The defendants' litigation position in opposition to Lundsten's second motion for summary judgment — the one requesting remand under the arbitrary and capricious standard — was not substantially justified. In particular, the defendants' argument that the Plan was free to disregard Lundsten's disability determination is clearly foreclosed by precedent in the Seventh Circuit. Moreover, the defendants' timeliness argument was (or should have been) a non-starter because of the distinction between insured and self-funded plans. Therefore, Lundsten is entitled to an award under § 1132(g)(1).
On the other hand, Lundsten argued in her first summary judgment motion that she was entitled to de novo review because Aetna decided her appeal in an untimely manner under applicable ERISA regulations. Aetna argued that it substantially complied with those regulations, thus saving its entitlement to deferential review, but Lundsten countered that a 2000 regulatory amendment "called into question the continuing validity of the substantial compliance test, ..." 2014 WL 2440716, at *4 (quoting Rasenack v.
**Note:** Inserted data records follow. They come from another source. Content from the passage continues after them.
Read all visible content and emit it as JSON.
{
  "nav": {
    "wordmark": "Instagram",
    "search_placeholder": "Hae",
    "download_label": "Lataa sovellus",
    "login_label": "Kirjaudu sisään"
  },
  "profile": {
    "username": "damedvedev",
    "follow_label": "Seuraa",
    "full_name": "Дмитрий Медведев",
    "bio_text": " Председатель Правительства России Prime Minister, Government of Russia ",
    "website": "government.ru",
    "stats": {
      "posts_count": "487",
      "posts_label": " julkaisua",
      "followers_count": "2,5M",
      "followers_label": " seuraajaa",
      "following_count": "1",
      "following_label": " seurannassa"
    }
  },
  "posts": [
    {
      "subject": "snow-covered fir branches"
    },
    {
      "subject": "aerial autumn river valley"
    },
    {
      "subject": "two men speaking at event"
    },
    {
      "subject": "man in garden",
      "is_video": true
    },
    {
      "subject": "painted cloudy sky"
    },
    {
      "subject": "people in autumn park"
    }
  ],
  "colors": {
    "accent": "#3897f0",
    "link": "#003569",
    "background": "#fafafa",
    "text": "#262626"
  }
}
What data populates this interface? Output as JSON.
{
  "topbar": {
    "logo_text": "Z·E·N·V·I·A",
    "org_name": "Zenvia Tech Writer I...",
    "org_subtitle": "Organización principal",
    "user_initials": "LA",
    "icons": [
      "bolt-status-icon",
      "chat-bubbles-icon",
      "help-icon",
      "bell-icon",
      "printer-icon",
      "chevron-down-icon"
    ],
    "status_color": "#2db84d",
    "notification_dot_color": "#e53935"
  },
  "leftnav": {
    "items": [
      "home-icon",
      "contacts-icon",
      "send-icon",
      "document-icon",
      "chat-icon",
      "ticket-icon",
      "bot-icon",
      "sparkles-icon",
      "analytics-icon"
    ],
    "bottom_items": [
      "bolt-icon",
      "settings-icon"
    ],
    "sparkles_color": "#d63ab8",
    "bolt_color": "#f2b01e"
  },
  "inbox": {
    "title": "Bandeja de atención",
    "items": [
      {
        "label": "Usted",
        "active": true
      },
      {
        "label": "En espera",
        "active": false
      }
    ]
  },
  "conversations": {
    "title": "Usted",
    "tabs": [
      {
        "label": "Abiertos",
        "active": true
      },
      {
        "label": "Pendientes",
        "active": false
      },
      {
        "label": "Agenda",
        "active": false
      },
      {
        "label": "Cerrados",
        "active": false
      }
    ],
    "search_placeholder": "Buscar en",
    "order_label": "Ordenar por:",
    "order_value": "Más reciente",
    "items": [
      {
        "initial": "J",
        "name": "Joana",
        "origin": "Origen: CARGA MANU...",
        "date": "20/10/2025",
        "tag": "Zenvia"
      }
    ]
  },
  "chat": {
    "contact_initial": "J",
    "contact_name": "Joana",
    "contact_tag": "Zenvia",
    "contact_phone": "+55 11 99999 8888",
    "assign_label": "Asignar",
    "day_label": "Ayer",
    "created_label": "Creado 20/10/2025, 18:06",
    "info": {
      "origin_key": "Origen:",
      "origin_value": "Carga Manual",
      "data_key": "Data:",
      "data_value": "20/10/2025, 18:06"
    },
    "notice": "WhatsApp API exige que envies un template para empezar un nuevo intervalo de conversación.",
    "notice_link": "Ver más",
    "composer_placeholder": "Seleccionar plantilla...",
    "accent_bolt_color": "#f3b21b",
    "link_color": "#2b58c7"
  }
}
AIG Life Ins. Co., 585 F.3d 1311 (10th Cir. 2009)). Moreover, one court bluntly held that the "`substantial compliance doctrine is not applicable under the revised regulations.'" Id. (quoting Reeves v. Unum Life Ins. Co. of Am., 376 F.Supp.2d 1285 (W.D.Okla.2005)). These were interesting and compelling arguments that have not been confronted by a court with controlling authority in this jurisdiction. Therefore, the Court finds that Lundsten's litigation position was substantially justified, and the defendants are not entitled to an award under § 1132(g)(1).
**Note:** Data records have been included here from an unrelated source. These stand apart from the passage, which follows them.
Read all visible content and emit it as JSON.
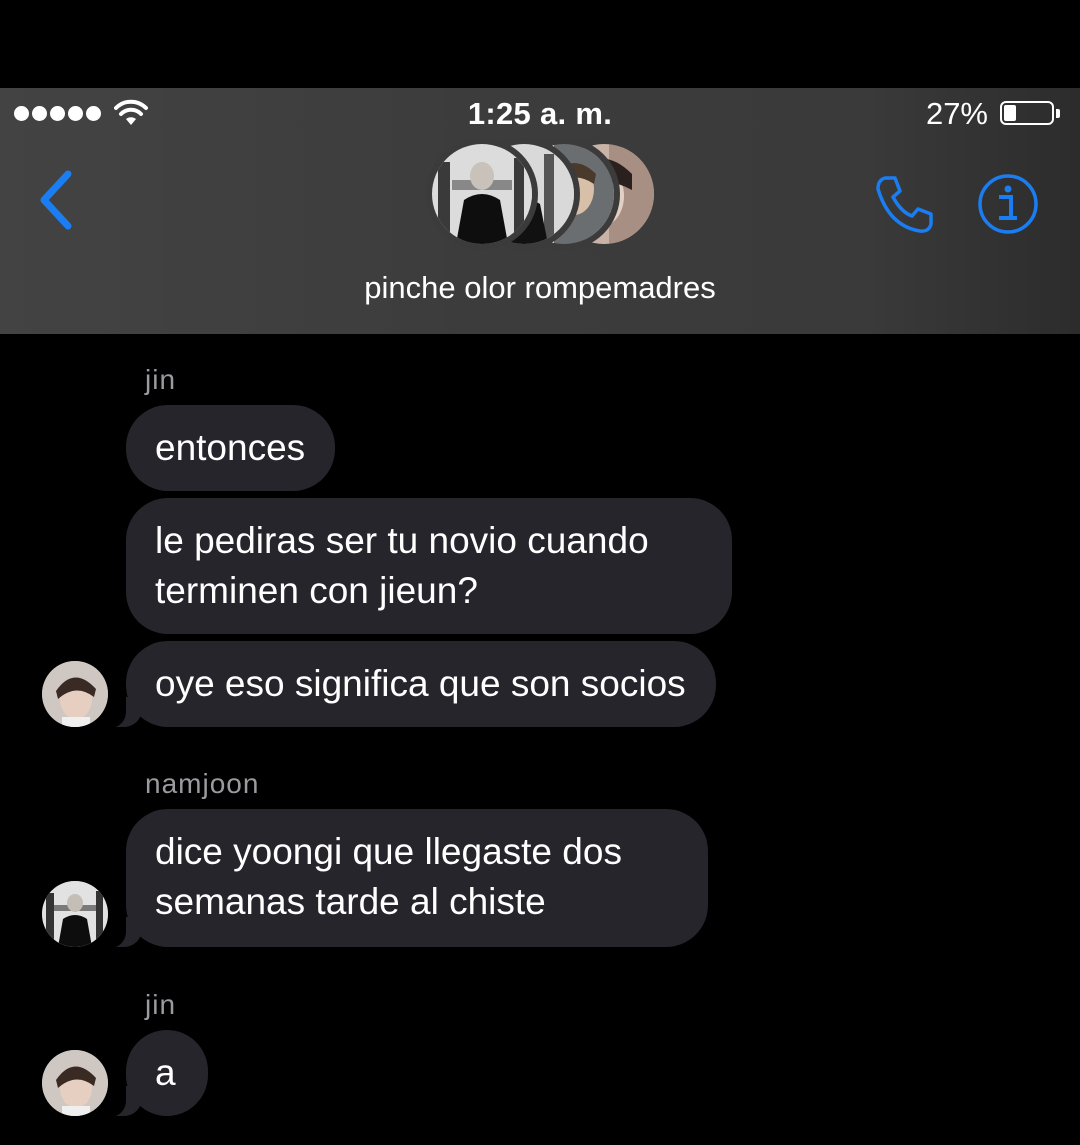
{
  "status_bar": {
    "time": "1:25 a. m.",
    "battery_percent": "27%",
    "battery_level": 0.27
  },
  "header": {
    "group_name": "pinche olor rompemadres",
    "accent_color": "#1a7ef2",
    "icons": [
      "back-chevron-icon",
      "phone-icon",
      "info-icon"
    ]
  },
  "messages": [
    {
      "sender": "jin",
      "texts": [
        "entonces",
        "le pediras ser tu novio cuando terminen con jieun?",
        "oye eso significa que son socios"
      ]
    },
    {
      "sender": "namjoon",
      "texts": [
        "dice yoongi que llegaste dos semanas tarde al chiste"
      ]
    },
    {
      "sender": "jin",
      "texts": [
        "a"
      ]
    }
  ]
}
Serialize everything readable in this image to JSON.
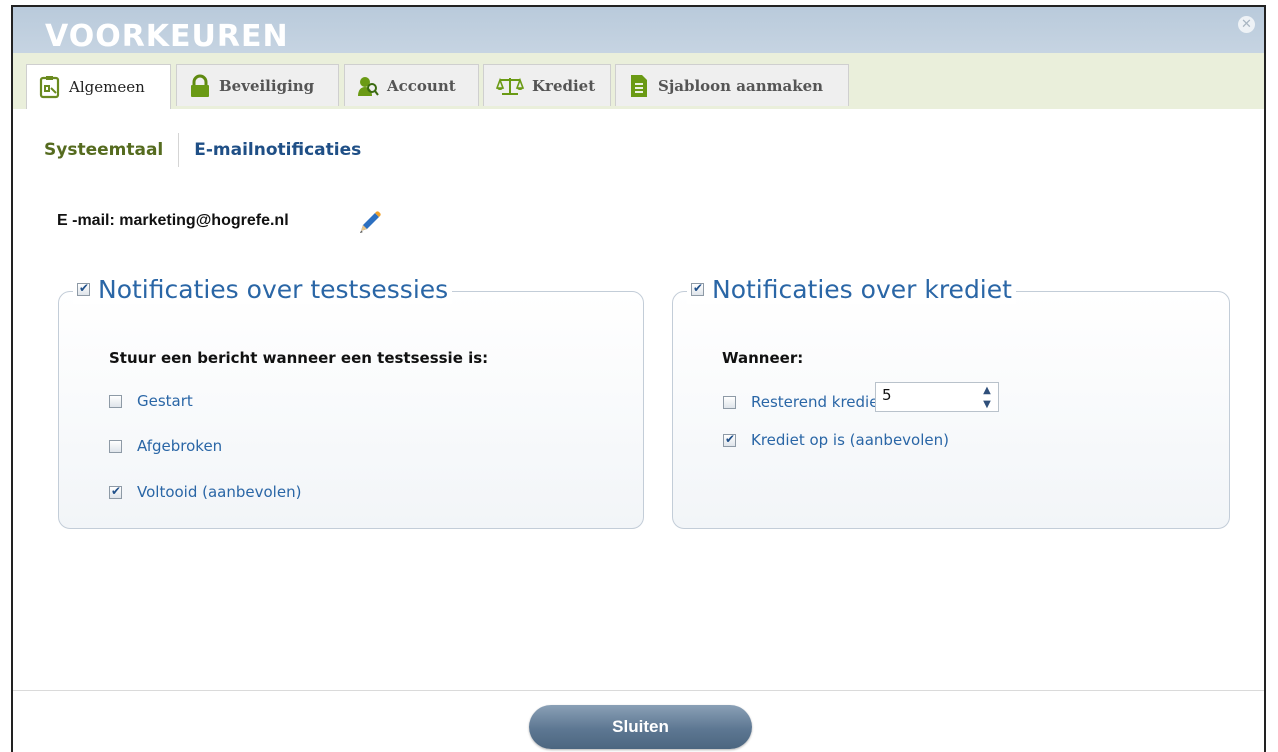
{
  "dialog": {
    "title": "VOORKEUREN",
    "close_icon": "close-icon"
  },
  "tabs": [
    {
      "label": "Algemeen",
      "icon": "clipboard-icon",
      "active": true
    },
    {
      "label": "Beveiliging",
      "icon": "lock-icon",
      "active": false
    },
    {
      "label": "Account",
      "icon": "user-search-icon",
      "active": false
    },
    {
      "label": "Krediet",
      "icon": "scale-icon",
      "active": false
    },
    {
      "label": "Sjabloon aanmaken",
      "icon": "document-icon",
      "active": false
    }
  ],
  "subnav": {
    "systeemtaal": "Systeemtaal",
    "emailnotificaties": "E-mailnotificaties"
  },
  "email": {
    "text": "E -mail: marketing@hogrefe.nl",
    "edit_icon": "pencil-icon"
  },
  "panel_tests": {
    "legend": "Notificaties over testsessies",
    "legend_checked": true,
    "heading": "Stuur een bericht wanneer een testsessie is:",
    "options": [
      {
        "label": "Gestart",
        "checked": false
      },
      {
        "label": "Afgebroken",
        "checked": false
      },
      {
        "label": "Voltooid (aanbevolen)",
        "checked": true
      }
    ]
  },
  "panel_credit": {
    "legend": "Notificaties over krediet",
    "legend_checked": true,
    "heading": "Wanneer:",
    "remaining": {
      "label": "Resterend krediet is",
      "checked": false,
      "value": "5"
    },
    "empty": {
      "label": "Krediet op is (aanbevolen)",
      "checked": true
    }
  },
  "footer": {
    "close_label": "Sluiten"
  },
  "colors": {
    "accent_blue": "#2a66a6",
    "olive": "#556b1f",
    "tabbar_bg": "#eaefdb",
    "titlebar_bg": "#bfcede"
  }
}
NOW, THEREFORE, BASED ON THE FOREGOING, IT IS HEREBY ORDERED THAT:
2. Lundsten's motion for summary judgment [ECF No. 73] is
3. Defendants' motion for summary judgment [ECF No. 78] is
4. Lundsten is entitled to reasonable fees and costs. The parties are encouraged to meet and seek a resolution of the amount of fees to be paid consistent with this Order; and
5. The Clerk of Court is directed to enter an amended judgment consistent with the foregoing opinion.